One way of undertanding the charge of institutional antisemitism is by looking at the letters of resignation and other things which have been written by UCU members over the last few years.
In 2009 UCU Congress was asked to mandate the union to investigate these resignations. But Congress said no, it didn’t want an investigation into why people were resigning from the union citing antisemitism as a reason.

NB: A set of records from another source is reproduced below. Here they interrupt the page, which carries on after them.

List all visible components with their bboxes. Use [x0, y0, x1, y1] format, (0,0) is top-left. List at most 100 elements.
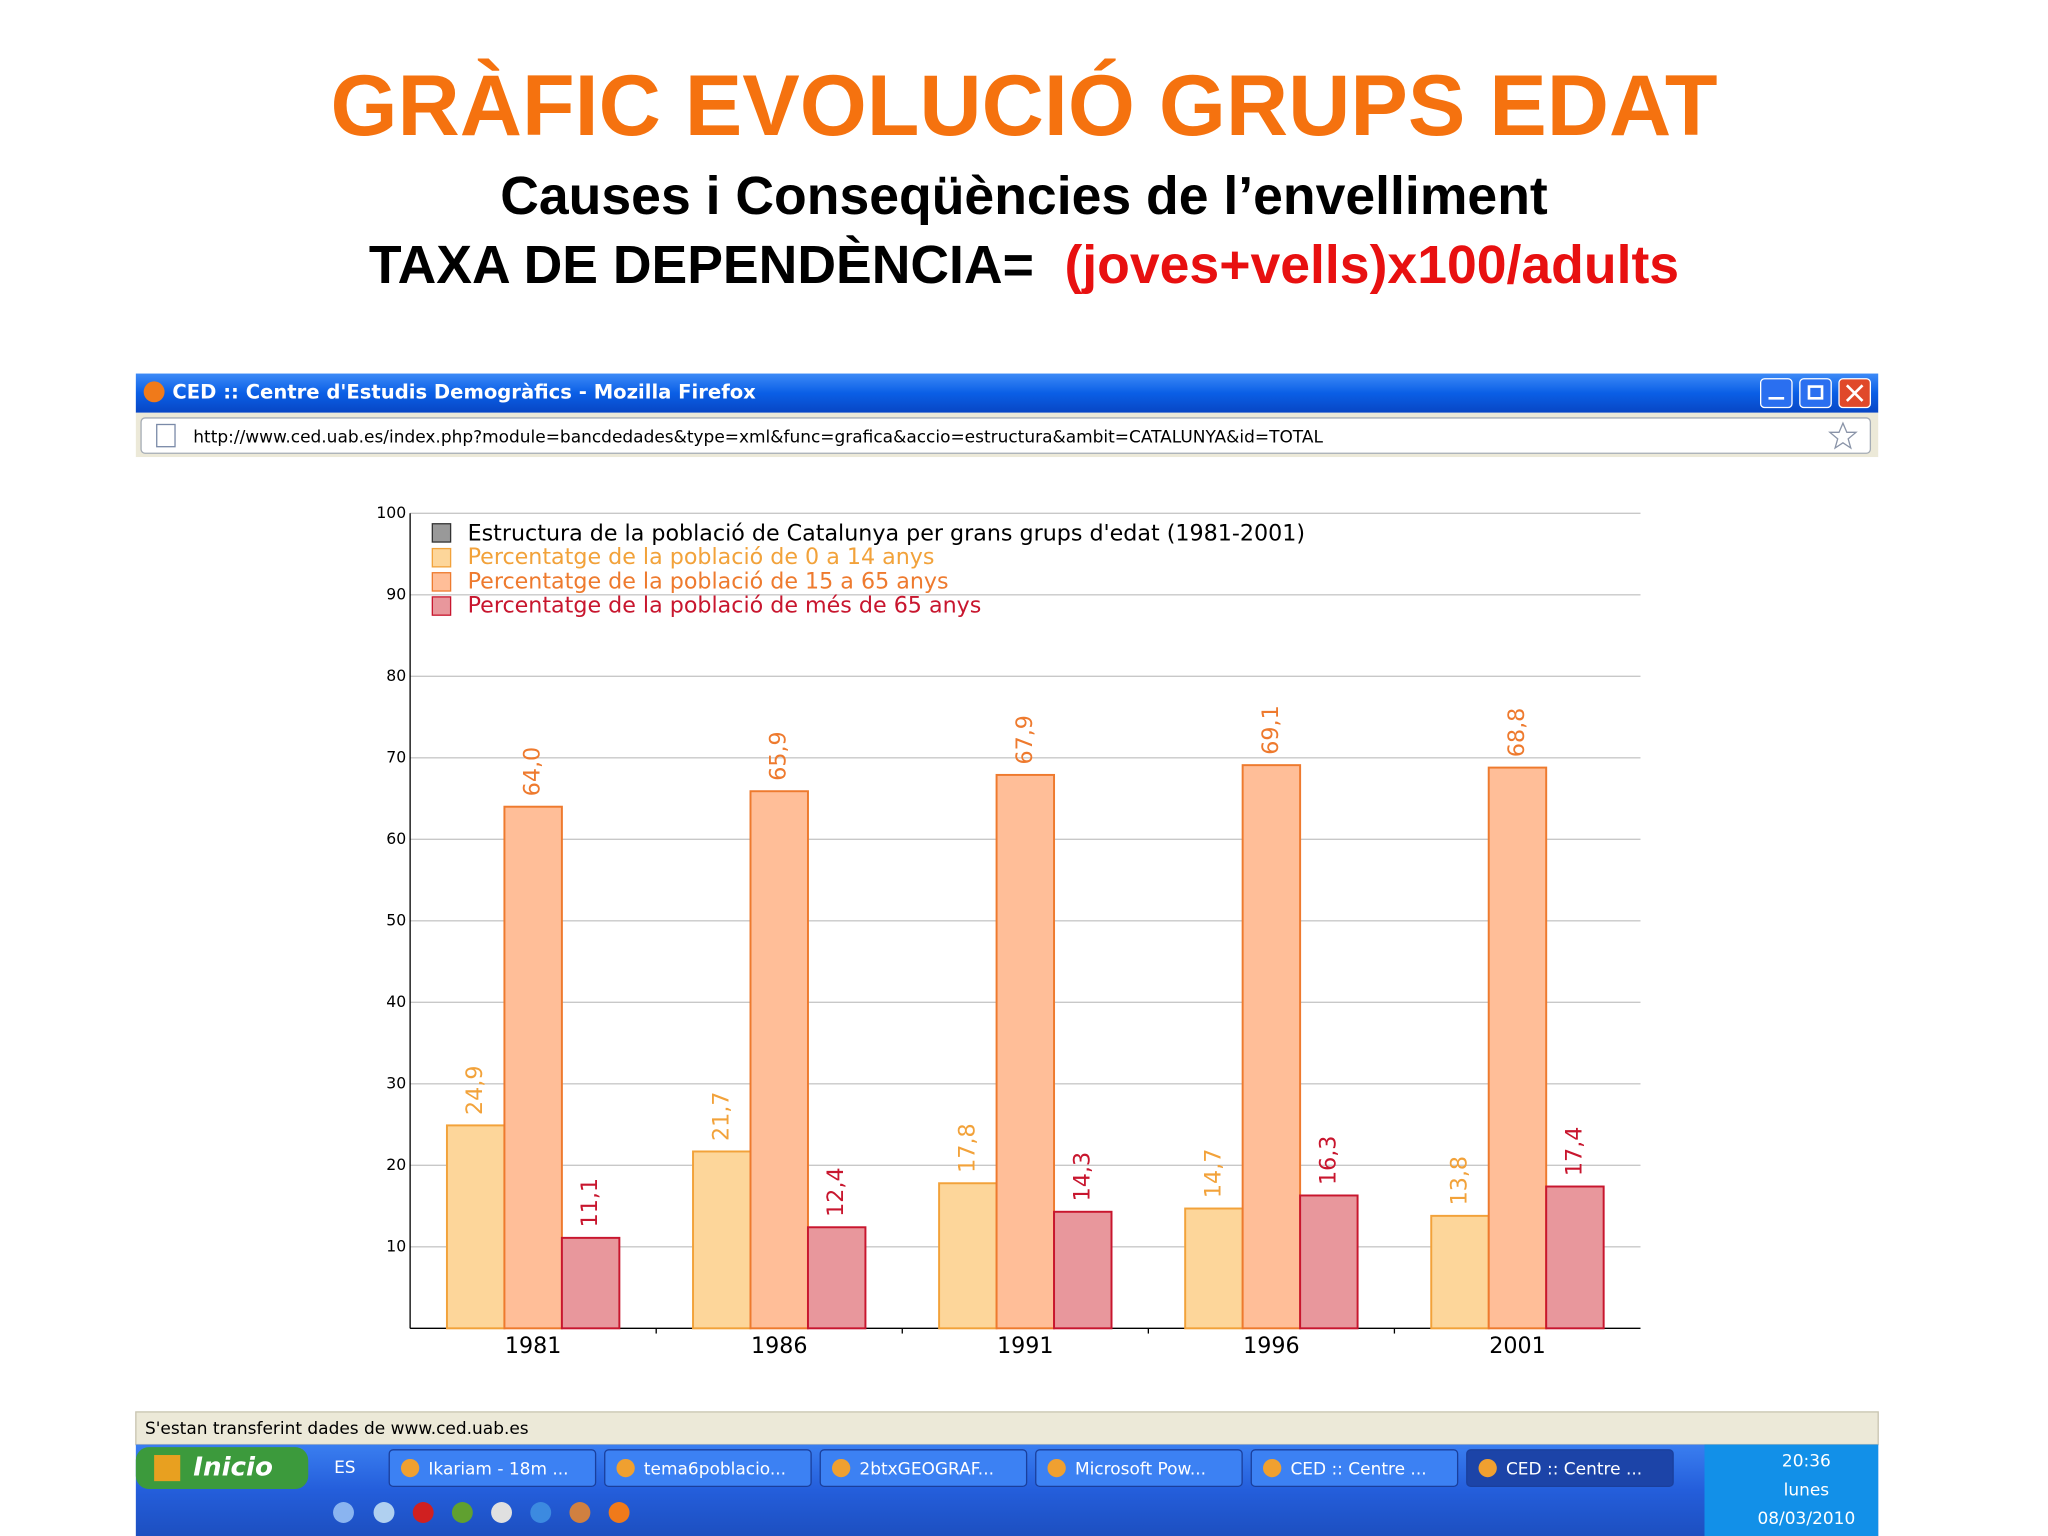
- value-label: 13,8: [1446, 1156, 1472, 1205]
- y-tick-label: 30: [386, 1073, 406, 1092]
- window-title: CED :: Centre d'Estudis Demogràfics - Mo…: [172, 381, 756, 404]
- x-tick-label: 1981: [505, 1333, 561, 1359]
- language: ES: [334, 1458, 356, 1478]
- task-icon: [400, 1458, 420, 1478]
- value-label: 21,7: [708, 1092, 734, 1141]
- y-tick-label: 10: [386, 1236, 406, 1255]
- quick-launch-icon[interactable]: [530, 1502, 552, 1523]
- bar: [749, 790, 809, 1330]
- quick-launch-icon[interactable]: [569, 1502, 591, 1523]
- task-label: Ikariam - 18m ...: [428, 1459, 568, 1479]
- bar: [692, 1150, 752, 1330]
- title-bar: [135, 373, 1879, 413]
- url: http://www.ced.uab.es/index.php?module=b…: [193, 428, 1323, 448]
- maximize-button[interactable]: [1799, 378, 1832, 409]
- legend-label: Percentatge de la població de 0 a 14 any…: [468, 544, 935, 570]
- value-label: 14,3: [1069, 1152, 1095, 1201]
- bookmark-star[interactable]: [1828, 421, 1858, 450]
- slide-subtitle: Causes i Conseqüències de l’envelliment: [500, 167, 1548, 226]
- task-label: CED :: Centre ...: [1506, 1459, 1642, 1479]
- task-icon: [1478, 1458, 1497, 1478]
- chart-title: Estructura de la població de Catalunya p…: [468, 521, 1305, 547]
- task-button[interactable]: [1466, 1449, 1674, 1488]
- legend-label: Percentatge de la població de més de 65 …: [468, 593, 982, 619]
- legend-swatch: [431, 572, 452, 592]
- quick-launch-icon[interactable]: [333, 1502, 354, 1523]
- y-tick-label: 60: [386, 829, 406, 848]
- task-button[interactable]: [819, 1449, 1028, 1488]
- task-button[interactable]: [388, 1449, 597, 1488]
- bar: [1487, 766, 1548, 1330]
- task-icon: [616, 1458, 635, 1478]
- bar: [560, 1236, 621, 1330]
- formula: (joves+vells)x100/adults: [1064, 236, 1679, 295]
- task-icon: [1263, 1458, 1282, 1478]
- value-label: 14,7: [1200, 1149, 1226, 1198]
- bar: [995, 773, 1056, 1330]
- value-label: 12,4: [823, 1167, 849, 1216]
- formula-line: TAXA DE DEPENDÈNCIA= (joves+vells)x100/a…: [369, 235, 1679, 295]
- value-label: 67,9: [1012, 715, 1038, 764]
- legend-swatch: [431, 596, 452, 616]
- quick-launch-icon[interactable]: [412, 1502, 434, 1523]
- clock-time: 20:36: [1782, 1452, 1831, 1472]
- quick-launch: [333, 1502, 630, 1523]
- page-icon: [156, 423, 176, 448]
- value-label: 24,9: [462, 1066, 488, 1115]
- bar: [445, 1124, 506, 1330]
- bar: [1299, 1194, 1359, 1330]
- task-label: CED :: Centre ...: [1290, 1459, 1426, 1479]
- task-icon: [832, 1458, 851, 1478]
- system-tray: [1704, 1444, 1879, 1536]
- y-tick-label: 80: [386, 666, 406, 685]
- task-label: Microsoft Pow...: [1075, 1459, 1206, 1479]
- quick-launch-icon[interactable]: [373, 1502, 395, 1523]
- value-label: 68,8: [1504, 708, 1530, 757]
- task-button[interactable]: [1035, 1449, 1243, 1488]
- legend-label: Percentatge de la població de 15 a 65 an…: [468, 568, 949, 594]
- bar: [1184, 1207, 1244, 1330]
- clock-date: 08/03/2010: [1757, 1509, 1855, 1529]
- clock-day: lunes: [1784, 1480, 1830, 1500]
- value-label: 65,9: [766, 731, 792, 780]
- minimize-button[interactable]: [1760, 378, 1793, 409]
- bar: [938, 1182, 998, 1330]
- quick-launch-icon[interactable]: [451, 1502, 473, 1523]
- start-label: Inicio: [193, 1453, 273, 1483]
- value-label: 16,3: [1315, 1136, 1341, 1185]
- bar: [503, 805, 563, 1330]
- value-label: 69,1: [1258, 705, 1284, 754]
- y-tick-label: 90: [386, 584, 406, 603]
- address-bar[interactable]: [140, 417, 1872, 454]
- y-tick-label: 40: [386, 992, 406, 1011]
- x-tick-label: 1986: [751, 1333, 807, 1359]
- bar: [1430, 1214, 1490, 1330]
- y-tick-label: 20: [386, 1155, 406, 1174]
- window-button-glyphs: [1768, 384, 1864, 402]
- quick-launch-icon[interactable]: [608, 1502, 630, 1523]
- x-tick-label: 1991: [997, 1333, 1053, 1359]
- task-buttons: Ikariam - 18m ... tema6poblacio... 2btxGEO…: [388, 1449, 1674, 1488]
- status-text: S'estan transferint dades de www.ced.uab…: [145, 1419, 529, 1439]
- chart: 10 20 30 40 50 60 70 80 90 100 1981 24,9 64,0 11,1 198…: [376, 503, 1641, 1359]
- value-label: 64,0: [520, 747, 546, 796]
- slide-title: GRÀFIC EVOLUCIÓ GRUPS EDAT: [330, 57, 1717, 154]
- legend-swatch: [431, 547, 452, 568]
- value-label: 11,1: [577, 1178, 603, 1227]
- bar: [1053, 1210, 1113, 1330]
- bar: [1241, 764, 1302, 1330]
- firefox-icon: [143, 381, 165, 403]
- task-button[interactable]: [604, 1449, 812, 1488]
- y-tick-label: 100: [376, 503, 406, 522]
- x-tick-label: 1996: [1243, 1333, 1299, 1359]
- quick-launch-icon[interactable]: [491, 1502, 512, 1523]
- value-label: 17,8: [954, 1123, 980, 1172]
- task-button[interactable]: [1250, 1449, 1459, 1488]
- bar: [806, 1226, 867, 1330]
- task-label: 2btxGEOGRAF...: [859, 1459, 994, 1479]
- value-label: 17,4: [1561, 1127, 1587, 1176]
- y-tick-label: 70: [386, 747, 406, 766]
- formula-label: TAXA DE DEPENDÈNCIA=: [369, 235, 1034, 295]
- y-tick-label: 50: [386, 910, 406, 929]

Jon Pike, Open University, Resignation from NEC
Ariel Hessayon, Goldsmiths
Michael Yudkin, David Smith and Dennis Noble, Oxford
Shalom Lappin, King’s College, London
Raphaël Lévy, Liverpool University
Jonathan G. Campbell, Bristol University
Colin Meade, London Metropolitan University
Eric Heinze, QMUL
Tim Crane, Univesity College London
Eve Garrad, Keele University
Dov Stekel, University of Birmingham
Raphaël Lévy, University of Liverpool
Sarah Brown, Anglia Ruskin University
Mira Vogel, Goldsmiths
Robert Fine’s account of Congress, Warwick U
Norman Geras, Manchester University
Eva Fromjovic, Leeds University
Robert Simon, LSE
Lesley Klaff, Sheffield Hallam
Deborah Steinberg, Warwick
David Hirsh, Goldsmiths
Stephen Soskin, Buckinghamshire New University
Ronnie Fraser, Barnet College
Ben Gidley, Oxford
76 UCU members signed a public protest about UCU’s failure to take seriously the criticism made against it by the Parliamentary Inquiry. Read their protest, published in the Times Higher.
39 UCU members signed a public protest at the UCU’s refusal to meet with Ger Weisskirchen at his request. Weisskirchen is the OSCE’s Chairman-in-Office Representative on antisemitism. The protest, which went unheeded and ignored by the UCU.
After looking at this material, is Sally Hunt still going to pretend that she can’t tell the difference between taking ‘institutional antisemitism’ seriously and mouthing pious words about ‘abhorrence of antisemitism’?